The next section focuses on the distinctions between heart, soul, and mind.  There is significant overlap between these.  They are not watertight compartments.  Piper writes, "We may summarize like this: heart highlights the center of our volitional and emotional life without excluding thought (Luke 1:51).  Soul highlights our human life as a whole ("man became a living creature," Gen 2:7), thought sometimes distinguished from the body (Matt. 10:28).  Mind highlights our thinking capacity.  And when the term strength is added, as in Mark 12:30, it highlights the capacity to make vigorous efforts both bodily and mentally."  The overlap in functions here and the repeated use of "all" make it clear that every faculty we possess is to be used to love God.

Why should we define loving God mainly as treasuring God?

Slight pointers...

1)  The heart, which is the center of our emotional and volitional life, is the first mentioned in the greatest commandment.  Perhaps the others flow rightly only from it.

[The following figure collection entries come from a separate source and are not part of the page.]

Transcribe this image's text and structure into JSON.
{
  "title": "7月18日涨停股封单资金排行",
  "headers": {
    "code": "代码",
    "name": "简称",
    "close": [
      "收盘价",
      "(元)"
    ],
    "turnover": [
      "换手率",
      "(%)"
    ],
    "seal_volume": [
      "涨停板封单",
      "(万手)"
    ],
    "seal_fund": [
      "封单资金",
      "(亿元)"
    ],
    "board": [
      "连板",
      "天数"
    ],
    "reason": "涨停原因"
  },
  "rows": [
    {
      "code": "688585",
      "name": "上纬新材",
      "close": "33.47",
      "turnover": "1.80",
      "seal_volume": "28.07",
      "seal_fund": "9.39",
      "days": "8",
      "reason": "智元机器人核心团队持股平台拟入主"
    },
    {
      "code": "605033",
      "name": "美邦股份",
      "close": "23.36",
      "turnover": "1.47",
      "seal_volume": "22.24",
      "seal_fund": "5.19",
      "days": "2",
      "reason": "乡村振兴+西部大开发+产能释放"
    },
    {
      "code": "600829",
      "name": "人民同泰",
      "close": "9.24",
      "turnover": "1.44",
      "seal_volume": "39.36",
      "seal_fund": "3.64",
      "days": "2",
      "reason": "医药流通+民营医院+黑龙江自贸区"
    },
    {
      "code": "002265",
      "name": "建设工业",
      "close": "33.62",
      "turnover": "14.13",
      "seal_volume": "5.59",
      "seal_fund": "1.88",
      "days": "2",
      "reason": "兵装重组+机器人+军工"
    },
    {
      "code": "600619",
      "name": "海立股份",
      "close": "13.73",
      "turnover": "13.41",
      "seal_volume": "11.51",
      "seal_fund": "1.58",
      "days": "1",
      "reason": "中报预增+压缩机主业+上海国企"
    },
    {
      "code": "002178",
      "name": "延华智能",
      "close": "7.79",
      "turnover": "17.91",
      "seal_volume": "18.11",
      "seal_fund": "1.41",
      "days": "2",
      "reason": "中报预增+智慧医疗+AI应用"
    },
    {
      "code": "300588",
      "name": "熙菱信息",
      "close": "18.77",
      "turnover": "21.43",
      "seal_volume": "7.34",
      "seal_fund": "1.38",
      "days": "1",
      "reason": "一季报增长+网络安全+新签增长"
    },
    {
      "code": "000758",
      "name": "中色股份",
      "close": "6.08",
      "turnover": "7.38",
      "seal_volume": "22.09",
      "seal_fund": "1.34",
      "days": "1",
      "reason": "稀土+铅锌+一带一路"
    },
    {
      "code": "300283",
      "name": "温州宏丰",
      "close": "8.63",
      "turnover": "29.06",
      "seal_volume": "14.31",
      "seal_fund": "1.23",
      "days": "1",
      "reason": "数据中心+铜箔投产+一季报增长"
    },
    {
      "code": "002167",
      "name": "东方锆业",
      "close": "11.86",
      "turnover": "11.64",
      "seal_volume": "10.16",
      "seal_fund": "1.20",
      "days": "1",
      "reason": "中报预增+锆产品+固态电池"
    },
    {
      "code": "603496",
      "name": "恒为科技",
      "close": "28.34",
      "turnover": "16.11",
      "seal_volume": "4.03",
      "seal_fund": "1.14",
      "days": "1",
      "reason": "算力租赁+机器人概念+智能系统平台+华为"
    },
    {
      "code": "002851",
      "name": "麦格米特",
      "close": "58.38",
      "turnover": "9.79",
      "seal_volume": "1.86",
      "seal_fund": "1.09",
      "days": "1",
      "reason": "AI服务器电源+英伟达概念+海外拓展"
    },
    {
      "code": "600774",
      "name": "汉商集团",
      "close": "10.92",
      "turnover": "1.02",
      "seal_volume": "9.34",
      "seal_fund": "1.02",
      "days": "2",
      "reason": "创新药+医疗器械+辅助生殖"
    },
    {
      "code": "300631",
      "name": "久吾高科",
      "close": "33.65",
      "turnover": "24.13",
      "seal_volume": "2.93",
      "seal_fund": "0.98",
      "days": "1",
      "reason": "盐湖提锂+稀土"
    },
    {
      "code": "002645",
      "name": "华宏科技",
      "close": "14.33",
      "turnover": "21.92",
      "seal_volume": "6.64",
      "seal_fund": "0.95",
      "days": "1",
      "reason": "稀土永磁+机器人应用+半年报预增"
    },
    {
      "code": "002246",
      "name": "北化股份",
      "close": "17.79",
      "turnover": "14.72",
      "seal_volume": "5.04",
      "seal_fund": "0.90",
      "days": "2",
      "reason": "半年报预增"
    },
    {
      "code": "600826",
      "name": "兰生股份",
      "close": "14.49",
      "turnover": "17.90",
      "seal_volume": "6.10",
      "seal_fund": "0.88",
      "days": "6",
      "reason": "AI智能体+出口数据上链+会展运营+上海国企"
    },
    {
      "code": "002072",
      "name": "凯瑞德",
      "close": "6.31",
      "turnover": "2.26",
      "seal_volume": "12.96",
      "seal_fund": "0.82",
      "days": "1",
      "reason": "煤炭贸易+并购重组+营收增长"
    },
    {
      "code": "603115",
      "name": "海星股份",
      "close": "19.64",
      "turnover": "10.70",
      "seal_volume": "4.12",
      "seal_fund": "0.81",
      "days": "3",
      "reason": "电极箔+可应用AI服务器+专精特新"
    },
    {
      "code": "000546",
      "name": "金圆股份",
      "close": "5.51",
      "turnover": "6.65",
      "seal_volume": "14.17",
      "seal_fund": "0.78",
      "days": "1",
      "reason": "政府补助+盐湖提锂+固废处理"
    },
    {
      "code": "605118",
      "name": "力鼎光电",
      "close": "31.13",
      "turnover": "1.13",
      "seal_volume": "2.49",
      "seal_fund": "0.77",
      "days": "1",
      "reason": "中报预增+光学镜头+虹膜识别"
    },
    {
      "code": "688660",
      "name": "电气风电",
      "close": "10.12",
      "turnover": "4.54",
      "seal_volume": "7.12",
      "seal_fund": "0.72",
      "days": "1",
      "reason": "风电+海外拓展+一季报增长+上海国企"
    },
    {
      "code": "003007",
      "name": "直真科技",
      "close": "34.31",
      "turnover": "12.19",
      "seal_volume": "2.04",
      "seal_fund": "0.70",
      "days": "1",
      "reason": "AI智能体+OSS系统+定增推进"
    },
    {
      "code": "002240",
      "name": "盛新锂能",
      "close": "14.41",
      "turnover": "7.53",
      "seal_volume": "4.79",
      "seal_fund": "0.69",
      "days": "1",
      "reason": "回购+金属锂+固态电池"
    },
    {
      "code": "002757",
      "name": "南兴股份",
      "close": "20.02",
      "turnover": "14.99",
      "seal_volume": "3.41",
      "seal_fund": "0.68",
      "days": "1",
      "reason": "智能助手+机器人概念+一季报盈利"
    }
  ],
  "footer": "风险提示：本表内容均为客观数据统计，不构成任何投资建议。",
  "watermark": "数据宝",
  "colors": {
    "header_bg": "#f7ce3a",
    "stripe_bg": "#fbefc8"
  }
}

2)  The english does not capture it, but the preposition Luke uses for heart is different from soul, strength, and mind.  The word used suggests that the first is the seat of the love, and the last three are instruments of it.

3)  Deuteronomy 30:6 promises a time when love for God would be possible in a new way because of a circumcision of the heart (and the heart of your offspring.)  The change needed is in the heart.

Solid reasons...

4)  Jesus distinguished between the first and second greatest commandments.  The order and distinction is not trivial, though certainly we should not artificially separate them.  Love for God will certainly flow into a love for people, but we should not say that loving people is itself loving God.  We should not simply equate outward actions with loving God, though loving God will lead to outward actions indeed.  Love is first a matter of the heart.

5)  Well did Isaiah prophesy of you hypocrites, as it is written, "This people honors me with their lips, but their heart is far from me; in vain do they worship me" (Mark 7:6-7)  "The external behaviors will be pleasing to God when they flow from a heart that freely treasures God above all things."

6)  No one can serve two masters, for either he will hate the one and love the other, or he will be devoted to the one and despise the other.  You cannot serve God and money.  (Matt 6:24)  The opposite of love is hate and despising, which carries with it a strong negative emotional weight.  This implies that love carries with it strong positive emotional weight.  We cannot serve two masters, and the reason behind that is the nature of these internal emotional dispositions of love and hate.

We need to love God from our hearts, treasuring him completely, and may we ask God for this grace - that we might use all of our mind, strength, and soul to this end of loving deeply from the heart.